The Federal trade Commission (FTC), the United States filed in the district court of Dallas a lawsuit against the company Match Group, which owns several dozen Dating services, including Tinder. In this lawsuit, the regulator accused the company of using fake accounts to encourage hundreds of thousands of users to purchase a paid subscription.

According to the newspaper “Kommersant”, the charges relate to use of fake accounts on the website The FTC claims are related to the fact that users are free to start an account, browse other people’s profiles and like your favourite. But to send messages to other users will need to buy a subscription.
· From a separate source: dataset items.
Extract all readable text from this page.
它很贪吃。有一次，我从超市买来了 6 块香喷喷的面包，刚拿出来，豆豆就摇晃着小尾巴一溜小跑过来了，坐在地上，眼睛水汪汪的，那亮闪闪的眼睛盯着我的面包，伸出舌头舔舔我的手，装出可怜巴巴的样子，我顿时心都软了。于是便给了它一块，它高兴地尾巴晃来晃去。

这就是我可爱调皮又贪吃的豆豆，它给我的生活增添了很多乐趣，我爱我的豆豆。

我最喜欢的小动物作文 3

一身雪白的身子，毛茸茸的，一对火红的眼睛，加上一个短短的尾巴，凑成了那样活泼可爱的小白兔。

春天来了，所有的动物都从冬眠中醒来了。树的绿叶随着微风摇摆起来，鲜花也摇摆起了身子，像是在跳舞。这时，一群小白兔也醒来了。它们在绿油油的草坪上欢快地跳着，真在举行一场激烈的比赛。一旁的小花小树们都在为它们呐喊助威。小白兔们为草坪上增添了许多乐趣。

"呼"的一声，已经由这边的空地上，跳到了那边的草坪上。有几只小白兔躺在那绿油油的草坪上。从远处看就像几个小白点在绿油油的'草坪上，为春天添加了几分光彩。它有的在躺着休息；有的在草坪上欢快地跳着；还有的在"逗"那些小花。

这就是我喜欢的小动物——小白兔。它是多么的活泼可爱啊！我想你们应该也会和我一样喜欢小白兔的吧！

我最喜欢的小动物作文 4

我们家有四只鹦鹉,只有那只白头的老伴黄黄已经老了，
If the user receives a notification message, read the message, he can only after switching to the paid version, what are scammers.

The lawsuit alleges that from 2013 to mid-2018 at least 25-30% of the accounts on were either fake or created for the purpose of fraud, and in some months more than half of the posts and likes were spread accounts, which Respondent marked as “fraudulent.”
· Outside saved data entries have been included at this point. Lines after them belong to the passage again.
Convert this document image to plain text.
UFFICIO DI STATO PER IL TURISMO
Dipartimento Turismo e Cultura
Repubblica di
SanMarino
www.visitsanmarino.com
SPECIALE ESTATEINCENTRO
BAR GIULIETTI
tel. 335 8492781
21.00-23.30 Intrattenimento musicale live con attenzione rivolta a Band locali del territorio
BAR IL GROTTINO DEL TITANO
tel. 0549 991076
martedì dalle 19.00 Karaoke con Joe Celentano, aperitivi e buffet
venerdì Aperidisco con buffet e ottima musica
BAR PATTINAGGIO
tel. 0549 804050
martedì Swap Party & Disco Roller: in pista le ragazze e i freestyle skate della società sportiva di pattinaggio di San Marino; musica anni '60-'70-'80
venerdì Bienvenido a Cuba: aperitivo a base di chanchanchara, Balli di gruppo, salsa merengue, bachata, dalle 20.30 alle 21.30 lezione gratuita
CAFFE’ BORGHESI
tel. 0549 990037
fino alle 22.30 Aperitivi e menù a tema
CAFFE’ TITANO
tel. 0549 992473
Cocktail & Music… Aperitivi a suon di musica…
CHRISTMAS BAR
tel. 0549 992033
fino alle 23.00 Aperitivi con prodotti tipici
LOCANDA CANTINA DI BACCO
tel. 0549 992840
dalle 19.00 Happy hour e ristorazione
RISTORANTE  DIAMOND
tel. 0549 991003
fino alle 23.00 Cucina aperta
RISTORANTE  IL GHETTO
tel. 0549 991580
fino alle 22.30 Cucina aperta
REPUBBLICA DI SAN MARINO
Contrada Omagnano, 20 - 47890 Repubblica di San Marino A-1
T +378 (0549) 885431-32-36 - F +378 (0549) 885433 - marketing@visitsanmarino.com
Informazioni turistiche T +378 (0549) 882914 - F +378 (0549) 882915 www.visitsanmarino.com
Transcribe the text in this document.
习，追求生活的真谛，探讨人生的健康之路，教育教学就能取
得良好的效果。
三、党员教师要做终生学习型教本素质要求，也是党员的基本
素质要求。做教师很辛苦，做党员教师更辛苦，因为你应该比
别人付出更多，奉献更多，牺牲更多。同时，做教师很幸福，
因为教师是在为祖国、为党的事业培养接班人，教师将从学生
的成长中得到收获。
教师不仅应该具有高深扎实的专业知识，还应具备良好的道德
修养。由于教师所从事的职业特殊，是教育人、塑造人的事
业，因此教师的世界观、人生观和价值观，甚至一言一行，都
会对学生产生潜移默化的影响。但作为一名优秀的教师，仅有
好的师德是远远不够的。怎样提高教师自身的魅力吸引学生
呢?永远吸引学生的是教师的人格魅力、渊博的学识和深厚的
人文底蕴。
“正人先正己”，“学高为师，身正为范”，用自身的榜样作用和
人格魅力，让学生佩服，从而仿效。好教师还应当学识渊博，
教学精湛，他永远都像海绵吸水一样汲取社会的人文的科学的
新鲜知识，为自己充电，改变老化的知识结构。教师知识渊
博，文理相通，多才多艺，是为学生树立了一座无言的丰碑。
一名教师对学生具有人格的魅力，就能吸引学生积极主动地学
As suggested in the FTC guide Match Group knew about the situation, but did not warn ordinary users that were spent on the subscription, and only later learned that the sender has blocked the service. The lawsuit States that from such actions of the service affected hundreds of thousands of users. In addition, the company was accused that she was introduced to mislead users, promising a free premium account for six months, but without specifying the terms of the offer. Also in the FTC believe that the company has deliberately complicated the procedure for cancellation of paid subscription.

Representatives of the Match Group called the FTC complaint “outrageous”. The company stressed that removes 96% of fake accounts within days from the moment of their registration. However, investors are not convinced these explanations – at the auction of the company’s shares fell in price by 8.5%.